People have often made the mistake of underestimating Krystal Matthews.
Born with cerebral palsy, Krystal and her family saw no limits for her. But others did.
In high school, a teacher urged Krystal, who uses a wheelchair, not to take part in a childcare activity because she ‘would never become a mother’.
In the workplace, with a degree in Social Work under her belt, Krystal found employers reluctant to take her on.
“I’ve had to deal with a lot of people who had preconceived notions of who I was and what I was capable of, purely on the basis that I was in a wheelchair,” Krystal says.
“In 2010, I went for an interview for my dream job. And as I rolled into the door for the interview, I was told 5 different reasons why they weren’t going to employ me. And none of those things was based on my experience or my qualifications. It was really disheartening.”
But Krystal hasn’t let other people’s low expectations slow her down.
With support from the National Disability Insurance Scheme (NDIS), both at work and at home, Krystal is thriving in her chosen profession while balancing the demands of full-time work, parenting, and having a disability.
After a decade working as a social worker with Housing SA, Krystal, 37, recently moved into the leadership role of South Australia State Manager for not-for-profit Specialist Disability Accommodation (SDA) provider, DEC Housing (DEC).
“I've had a lot of experience in public housing, and I've seen the housing gaps that are out there. I also have my own lived experience. This means I understand the issues that impact people with disabilities in the housing market and what they need,” Krystal says.
Krystal says DEC is dedicated to helping people with disability (and others facing insecure housing) to live in custom-built accommodation that empowers independence.
“I'm really excited to be the State Manager of this housing organisation. It’s a non-profit organisation that is closely aligned with my personal belief that participants should have more control and input into their housing,” she says.
“We talk a lot within the NDIS system about choice and control, but from a practical perspective, that’s not what we see in the housing market.
“What we often see is a one-size-fits-all concept and then a participant is living in the property. But it's not necessarily facilitating their level of independence or their own specific disability requirements.

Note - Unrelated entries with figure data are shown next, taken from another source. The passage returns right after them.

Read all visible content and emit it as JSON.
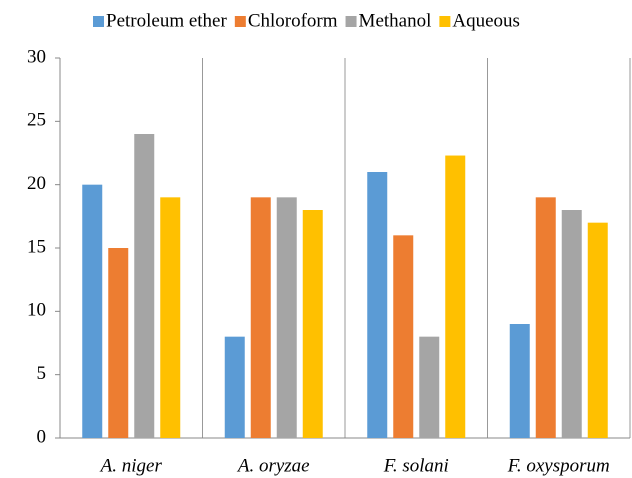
{
  "chart_data": {
    "type": "bar",
    "categories": [
      "A. niger",
      "A. oryzae",
      "F. solani",
      "F. oxysporum"
    ],
    "series": [
      {
        "name": "Petroleum ether",
        "color": "#5b9bd5",
        "values": [
          20,
          8,
          21,
          9
        ]
      },
      {
        "name": "Chloroform",
        "color": "#ed7d31",
        "values": [
          15,
          19,
          16,
          19
        ]
      },
      {
        "name": "Methanol",
        "color": "#a5a5a5",
        "values": [
          24,
          19,
          8,
          18
        ]
      },
      {
        "name": "Aqueous",
        "color": "#ffc000",
        "values": [
          19,
          18,
          22.3,
          17
        ]
      }
    ],
    "ylim": [
      0,
      30
    ],
    "yticks": [
      0,
      5,
      10,
      15,
      20,
      25,
      30
    ],
    "legend": "top"
  }
}
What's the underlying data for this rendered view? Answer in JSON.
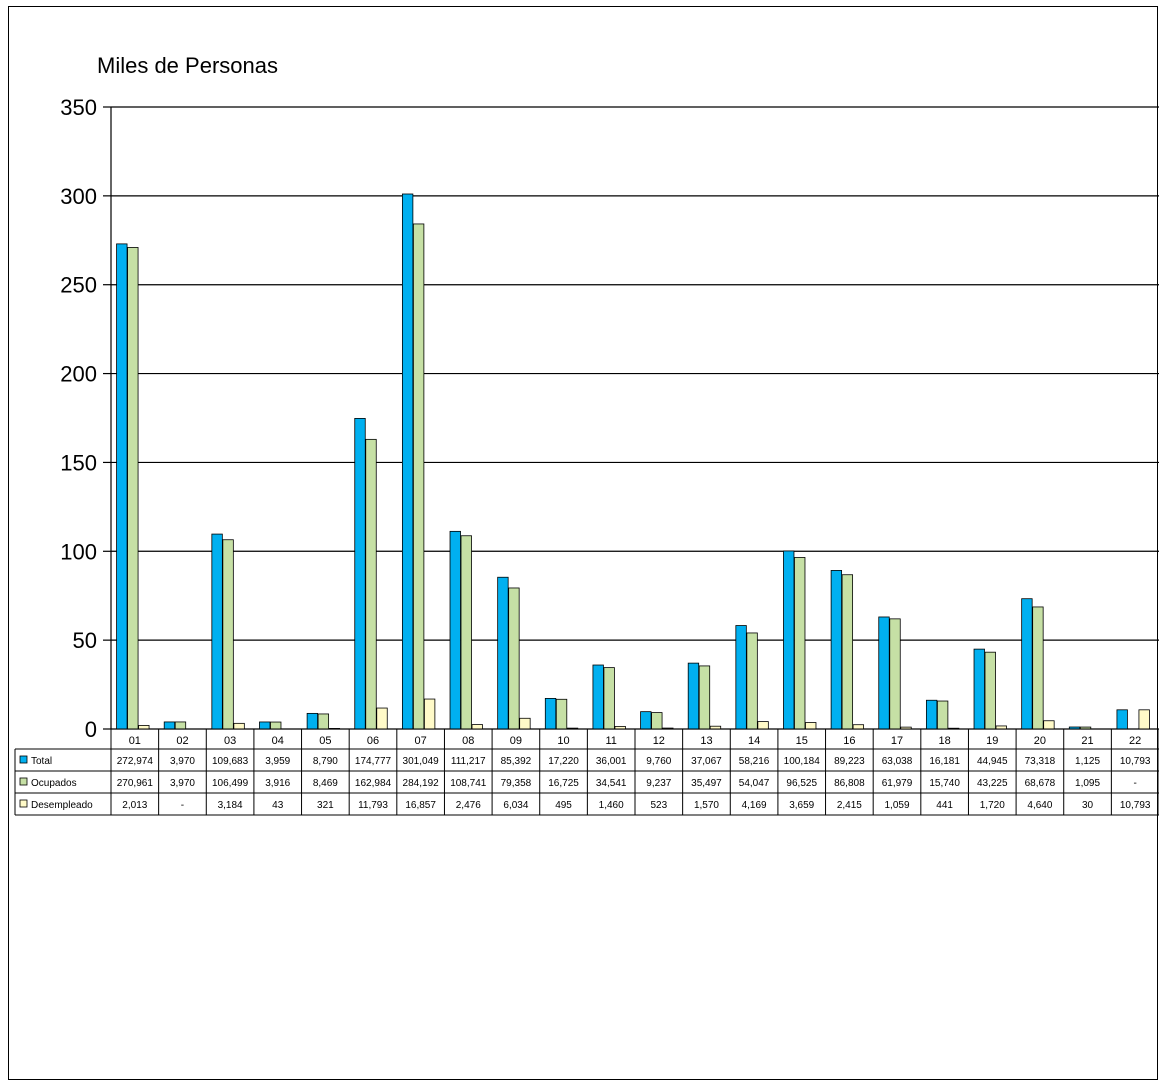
{
  "chart_data": {
    "type": "bar",
    "ylabel": "Miles de Personas",
    "ylim": [
      0,
      350
    ],
    "yticks": [
      0,
      50,
      100,
      150,
      200,
      250,
      300,
      350
    ],
    "grid": true,
    "categories": [
      "01",
      "02",
      "03",
      "04",
      "05",
      "06",
      "07",
      "08",
      "09",
      "10",
      "11",
      "12",
      "13",
      "14",
      "15",
      "16",
      "17",
      "18",
      "19",
      "20",
      "21",
      "22"
    ],
    "series": [
      {
        "name": "Total",
        "color": "#00B0F0",
        "values": [
          272.974,
          3.97,
          109.683,
          3.959,
          8.79,
          174.777,
          301.049,
          111.217,
          85.392,
          17.22,
          36.001,
          9.76,
          37.067,
          58.216,
          100.184,
          89.223,
          63.038,
          16.181,
          44.945,
          73.318,
          1.125,
          10.793
        ],
        "labels": [
          "272,974",
          "3,970",
          "109,683",
          "3,959",
          "8,790",
          "174,777",
          "301,049",
          "111,217",
          "85,392",
          "17,220",
          "36,001",
          "9,760",
          "37,067",
          "58,216",
          "100,184",
          "89,223",
          "63,038",
          "16,181",
          "44,945",
          "73,318",
          "1,125",
          "10,793"
        ]
      },
      {
        "name": "Ocupados",
        "color": "#C6E0A5",
        "values": [
          270.961,
          3.97,
          106.499,
          3.916,
          8.469,
          162.984,
          284.192,
          108.741,
          79.358,
          16.725,
          34.541,
          9.237,
          35.497,
          54.047,
          96.525,
          86.808,
          61.979,
          15.74,
          43.225,
          68.678,
          1.095,
          0
        ],
        "labels": [
          "270,961",
          "3,970",
          "106,499",
          "3,916",
          "8,469",
          "162,984",
          "284,192",
          "108,741",
          "79,358",
          "16,725",
          "34,541",
          "9,237",
          "35,497",
          "54,047",
          "96,525",
          "86,808",
          "61,979",
          "15,740",
          "43,225",
          "68,678",
          "1,095",
          "-"
        ]
      },
      {
        "name": "Desempleado",
        "color": "#FFFAC8",
        "values": [
          2.013,
          0,
          3.184,
          0.043,
          0.321,
          11.793,
          16.857,
          2.476,
          6.034,
          0.495,
          1.46,
          0.523,
          1.57,
          4.169,
          3.659,
          2.415,
          1.059,
          0.441,
          1.72,
          4.64,
          0.03,
          10.793
        ],
        "labels": [
          "2,013",
          "-",
          "3,184",
          "43",
          "321",
          "11,793",
          "16,857",
          "2,476",
          "6,034",
          "495",
          "1,460",
          "523",
          "1,570",
          "4,169",
          "3,659",
          "2,415",
          "1,059",
          "441",
          "1,720",
          "4,640",
          "30",
          "10,793"
        ]
      }
    ]
  }
}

“With the DEC Housing model, it provides participants with the opportunity to operate within a housing market in the same way that non-disabled people do.
“So, they get the choice to pick the area or region where they live, and to work with architects in designing the layout of the property that will meet their needs and maximise their independence.
“The DEC Housing model also allows people to contribute financially to their home if they want to. There’s a home-ownership structure they can be part of if they choose, which is something people with disabilities want to be part of, just like any other person.”
In addition to her new management role, Krystal is also SA Associate Director for national people with disability advocacy body, Physical Disability Australia, and advocates for a more inclusive society.
Krystal works full time and is a busy mum to daughters, 3-year-old Zara and 14-year-old Natalie.
Krystal says she couldn’t manage all her roles without the support of the NDIS.
“I don’t think I would have been able to progress into a leadership role without the support of the NDIS,” she says.
“Sometimes, when you become a mum you feel you have to pick one or the other. And when you have a disability, that can take up a lot of time too.
“I’m a manager of a housing organisation, I’m a mum who has a private life and a social life, and I’m a disabled person. It takes a lot of work, so it would be very hard without that support.”
Krystal’s NDIS plan includes funding for transport to and from work, and physical and occupational therapies, which help keep her healthy. She also has support workers who help her with daily tasks at home to live independently.
“I want to be a role model to my daughters. It’s important they see me working hard and not giving up. Sometimes I’m tired and a bit overwhelmed but I just take it day by day,” she says.